Denial Code P20 means that the service billed is not paid under the jurisdiction allowed outpatient facility fee schedule. This denial code is specific to Property and Casualty claims. In this article, we will provide a description of denial code P20, common reasons for its occurrence, next steps to resolve it, tips on how to avoid it in the future, and examples of cases where denial code P20 may be applied.
2. Description
Denial Code P20 is a specific Claim Adjustment Reason Code (CARC) that indicates the service billed is not eligible for payment under the jurisdiction allowed outpatient facility fee schedule. This denial code is applicable only to Property and Casualty claims. It was introduced on November 1, 2013, replacing the deactivated code W9.
2. Common Reasons
The most common reasons for denial code P20 are:
- Out-of-Network Providers: One common reason for denial code P20 is when the healthcare provider is not part of the insurance company’s approved network. Insurance plans often have specific networks of providers with whom they have negotiated rates. If a patient receives services from an out-of-network provider, the claim may be denied under denial code P20.
- Non-Covered Services: Denial code P20 may also be applied when the service provided is not covered under the patient’s insurance policy. Insurance plans have specific coverage limitations and exclusions, and if the service falls outside of these parameters, the claim may be denied.
- Incorrect Coding: Inaccurate coding can also lead to denial code P20. If the service is coded incorrectly, it may not align with the allowed outpatient facility fee schedule, resulting in the claim being denied.

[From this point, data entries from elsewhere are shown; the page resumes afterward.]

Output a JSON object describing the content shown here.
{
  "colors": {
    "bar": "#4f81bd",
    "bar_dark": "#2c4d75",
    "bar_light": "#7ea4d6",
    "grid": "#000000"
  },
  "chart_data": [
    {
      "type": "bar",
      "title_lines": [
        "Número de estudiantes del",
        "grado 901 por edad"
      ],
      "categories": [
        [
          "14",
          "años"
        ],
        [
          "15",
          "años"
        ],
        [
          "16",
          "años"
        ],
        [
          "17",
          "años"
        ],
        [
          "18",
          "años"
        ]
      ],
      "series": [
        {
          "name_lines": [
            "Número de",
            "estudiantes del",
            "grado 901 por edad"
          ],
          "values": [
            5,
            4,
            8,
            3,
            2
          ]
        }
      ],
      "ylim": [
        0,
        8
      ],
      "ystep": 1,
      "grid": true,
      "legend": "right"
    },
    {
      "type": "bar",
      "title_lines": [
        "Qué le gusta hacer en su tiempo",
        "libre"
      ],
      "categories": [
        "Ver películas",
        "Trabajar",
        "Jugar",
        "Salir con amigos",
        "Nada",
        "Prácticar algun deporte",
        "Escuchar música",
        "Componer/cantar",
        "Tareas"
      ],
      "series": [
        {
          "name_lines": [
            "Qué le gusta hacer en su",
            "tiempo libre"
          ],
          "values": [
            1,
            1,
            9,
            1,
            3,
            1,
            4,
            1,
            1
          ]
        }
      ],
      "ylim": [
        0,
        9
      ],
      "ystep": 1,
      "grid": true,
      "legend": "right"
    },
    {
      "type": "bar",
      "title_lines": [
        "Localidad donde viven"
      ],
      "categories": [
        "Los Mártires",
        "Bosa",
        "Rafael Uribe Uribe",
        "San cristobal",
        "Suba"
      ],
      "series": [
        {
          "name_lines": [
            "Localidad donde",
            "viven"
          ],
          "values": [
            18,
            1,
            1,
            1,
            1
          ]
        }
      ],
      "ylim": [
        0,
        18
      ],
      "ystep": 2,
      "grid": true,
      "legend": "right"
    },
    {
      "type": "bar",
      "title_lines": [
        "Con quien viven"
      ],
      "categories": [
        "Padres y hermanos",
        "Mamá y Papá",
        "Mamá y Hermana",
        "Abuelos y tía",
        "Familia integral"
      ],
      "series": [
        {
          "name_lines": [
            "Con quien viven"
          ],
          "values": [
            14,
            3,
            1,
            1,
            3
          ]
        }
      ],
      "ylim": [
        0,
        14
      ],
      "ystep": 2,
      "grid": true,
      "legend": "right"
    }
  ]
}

- Missing or Incomplete Documentation: Insufficient or incomplete documentation can also trigger denial code P20. If the necessary documentation to support the billed service is missing or incomplete, the claim may be denied.
3. Next Steps
If you receive denial code P20, here are the next steps to resolve it:
- Review the Denial Explanation: Carefully review the explanation provided with the denial code. This will help you understand the specific reason for the denial and guide your next steps.
- Verify Network Participation: If the denial is due to the provider being out-of-network, confirm the patient’s insurance network and ensure that the services were provided by an in-network provider. If there was an error in network information, you may need to resubmit the claim with the correct details.
- Check Coverage Limitations: Review the patient’s insurance policy to determine if the service is covered. If the service is not covered, you may need to explore alternative payment options with the patient or discuss the possibility of appealing the denial.
- Review Coding Accuracy: Double-check the coding used for the service. Ensure that it aligns with the allowed outpatient facility fee schedule. If there was an error in coding, correct it and resubmit the claim.
- Complete Documentation: If the denial was due to missing or incomplete documentation, gather all necessary documentation to support the billed service. Ensure that the documentation is complete and accurate before resubmitting the claim.
- Appeal if Necessary: If you believe the denial was incorrect or unjustified, you have the option to appeal the decision. Follow the insurance company’s appeal process and provide any additional supporting documentation to strengthen your case.
4. How To Avoid It
To avoid denial code P20 in the future, consider the following tips:
- Verify Network Participation: Before providing services, confirm the patient’s insurance network and ensure that you are an in-network provider. If you are out-of-network, discuss alternative payment options with the patient upfront.
- Check Coverage Limitations: Familiarize yourself with the patient’s insurance policy and understand the coverage limitations and exclusions. This will help you determine if a service is covered before providing it.
- Ensure Accurate Coding: Take care to accurately code the services provided. Stay updated on coding guidelines and ensure that the codes align with the allowed outpatient facility fee schedule.
- Thorough Documentation: Maintain complete and accurate documentation for all services provided. This includes detailed notes, test results, and any other relevant information that supports the billed service.
5. Example Cases
Here are two examples of denial code P20:
- Example 1: A patient receives physical therapy from an out-of-network provider. The claim is denied under denial code P20 because the provider is not part of the patient’s insurance network.
- Example 2: A patient undergoes an elective cosmetic procedure that is not covered by their insurance policy. The claim is denied under denial code P20 due to the service being non-covered.